A government representative said that in the wake of the accident, local authorities did background checks and gathered other information on all Egyptian nationals who were among the 217 people on board the flight. In addition to the crew members, they included more than 30 military officers who were returning from training courses and other business in the United States.
The results of that probe were passed along to U.S. authorities leading the investigation and helped underwrite the initial assessment discounting the possibility that the crash resulted from a terrorist act, sabotage or the gesture of an unbalanced person.
"The background of every passenger was checked and double-checked by Egyptian authorities . . . We are not an idle onlooker. There is a dialogue," said Nabil Osman, chairman of the Egyptian State Information Service.
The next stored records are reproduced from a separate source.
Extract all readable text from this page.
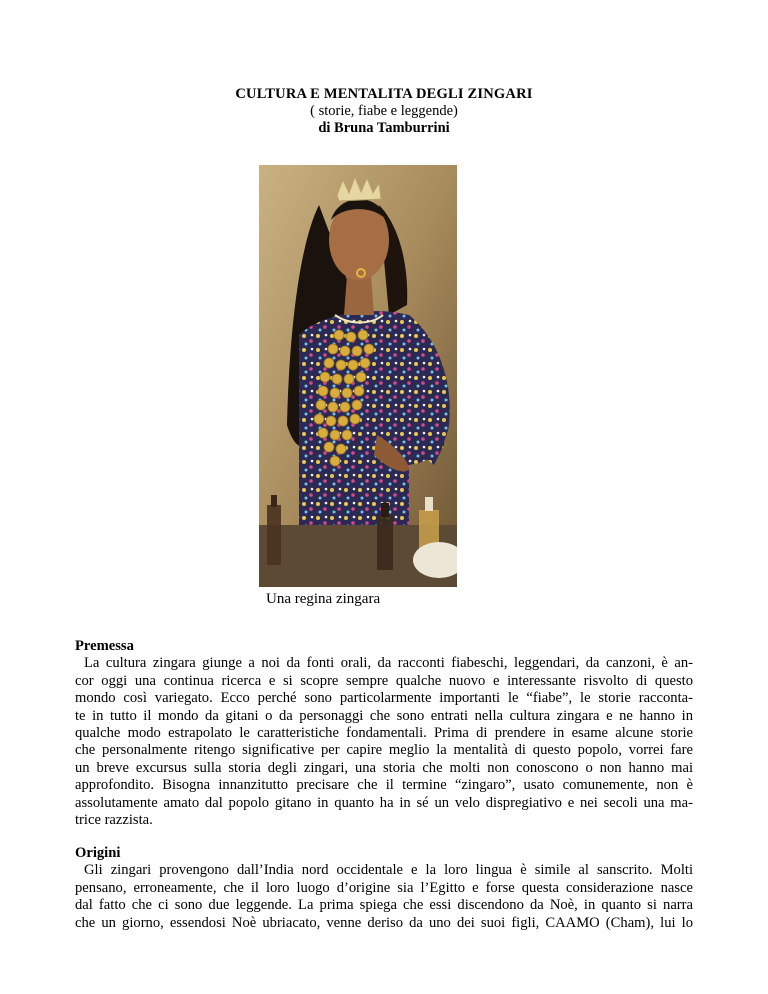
CULTURA E MENTALITA DEGLI ZINGARI
( storie, fiabe e leggende)
di Bruna Tamburrini
Una regina zingara
Premessa
La cultura zingara giunge a noi da fonti orali, da racconti fiabeschi, leggendari, da canzoni, è an-
cor oggi una continua ricerca e si scopre sempre qualche nuovo e interessante risvolto di questo
mondo così variegato. Ecco perché sono particolarmente importanti le “fiabe”, le storie racconta-
te in tutto il mondo da gitani o da personaggi che sono entrati nella cultura zingara e ne hanno in
qualche modo estrapolato le caratteristiche fondamentali. Prima di prendere in esame alcune storie
che personalmente ritengo significative per capire meglio la mentalità di questo popolo, vorrei fare
un breve excursus sulla storia degli zingari, una storia che molti non conoscono o non hanno mai
approfondito. Bisogna innanzitutto precisare che il termine “zingaro”, usato comunemente, non è
assolutamente amato dal popolo gitano in quanto ha in sé un velo dispregiativo e nei secoli una ma-
trice razzista.
Origini
Gli zingari provengono dall’India nord occidentale e la loro lingua è simile al sanscrito. Molti
pensano, erroneamente, che il loro luogo d’origine sia l’Egitto e forse questa considerazione nasce
dal fatto che ci sono due leggende. La prima spiega che essi discendono da Noè, in quanto si narra
che un giorno, essendosi Noè ubriacato, venne deriso da uno dei suoi figli, CAAMO (Cham), lui lo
The EgyptAir accident so far lacks what has been a key feature of much previous terrorism: a claim of responsibility. In the just over two weeks since the accident, none of the militant organizations that have waged attacks on tourists and Egyptian government officials has spoken about the crash.
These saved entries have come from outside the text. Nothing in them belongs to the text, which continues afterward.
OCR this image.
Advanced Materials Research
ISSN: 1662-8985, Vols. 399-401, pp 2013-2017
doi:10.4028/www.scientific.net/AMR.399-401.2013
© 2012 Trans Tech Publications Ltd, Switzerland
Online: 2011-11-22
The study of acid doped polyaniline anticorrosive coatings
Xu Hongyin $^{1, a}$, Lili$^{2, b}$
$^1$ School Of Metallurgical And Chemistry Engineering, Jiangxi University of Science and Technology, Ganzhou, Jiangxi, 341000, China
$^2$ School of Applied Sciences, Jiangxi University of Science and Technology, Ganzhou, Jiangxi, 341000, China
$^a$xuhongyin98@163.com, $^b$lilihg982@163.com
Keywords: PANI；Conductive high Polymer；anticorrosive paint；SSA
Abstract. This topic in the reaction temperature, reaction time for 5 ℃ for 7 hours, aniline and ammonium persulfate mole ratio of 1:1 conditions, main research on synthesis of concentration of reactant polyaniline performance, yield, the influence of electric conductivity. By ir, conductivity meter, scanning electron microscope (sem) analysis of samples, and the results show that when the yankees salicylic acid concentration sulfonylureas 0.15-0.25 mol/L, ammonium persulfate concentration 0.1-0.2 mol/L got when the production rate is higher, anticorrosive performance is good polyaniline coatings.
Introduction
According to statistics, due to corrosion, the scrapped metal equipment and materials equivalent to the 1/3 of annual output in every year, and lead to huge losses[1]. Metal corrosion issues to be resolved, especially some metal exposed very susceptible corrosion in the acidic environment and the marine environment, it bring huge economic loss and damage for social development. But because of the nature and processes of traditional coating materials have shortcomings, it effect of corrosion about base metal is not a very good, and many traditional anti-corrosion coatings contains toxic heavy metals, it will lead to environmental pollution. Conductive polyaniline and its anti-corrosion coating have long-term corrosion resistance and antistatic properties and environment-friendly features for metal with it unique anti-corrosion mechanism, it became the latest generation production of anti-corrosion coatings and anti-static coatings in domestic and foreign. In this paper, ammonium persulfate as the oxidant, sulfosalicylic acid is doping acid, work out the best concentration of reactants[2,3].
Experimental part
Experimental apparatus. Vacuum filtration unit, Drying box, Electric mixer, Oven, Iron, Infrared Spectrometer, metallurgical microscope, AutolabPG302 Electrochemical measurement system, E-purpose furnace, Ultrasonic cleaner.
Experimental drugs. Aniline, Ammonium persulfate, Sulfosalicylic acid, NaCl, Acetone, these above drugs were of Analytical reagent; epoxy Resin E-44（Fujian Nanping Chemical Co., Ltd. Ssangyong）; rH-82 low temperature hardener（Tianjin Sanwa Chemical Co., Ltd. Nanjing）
Still, Osman acknowledged all possibilities remain on the table. Egypt has been the scene and target of significant terrorist acts--including the killing of tourists at a Pharaonic temple in 1997. And, despite its large security force, there have been lapses in the screening and assignment of key personnel: President Anwar Sadat was assassinated in 1981 by Islamic radicals in the armed forces.
CAPTION: Capt. Gameel Batouti, left, was due to retire; co-pilot Adel Anwar was to be married on return to Egypt.
CAPTION: Pilot Ahmed Habashy, left, was awaiting the birth of a grandchild. Capt. Raouf Noureldin was also in the crew.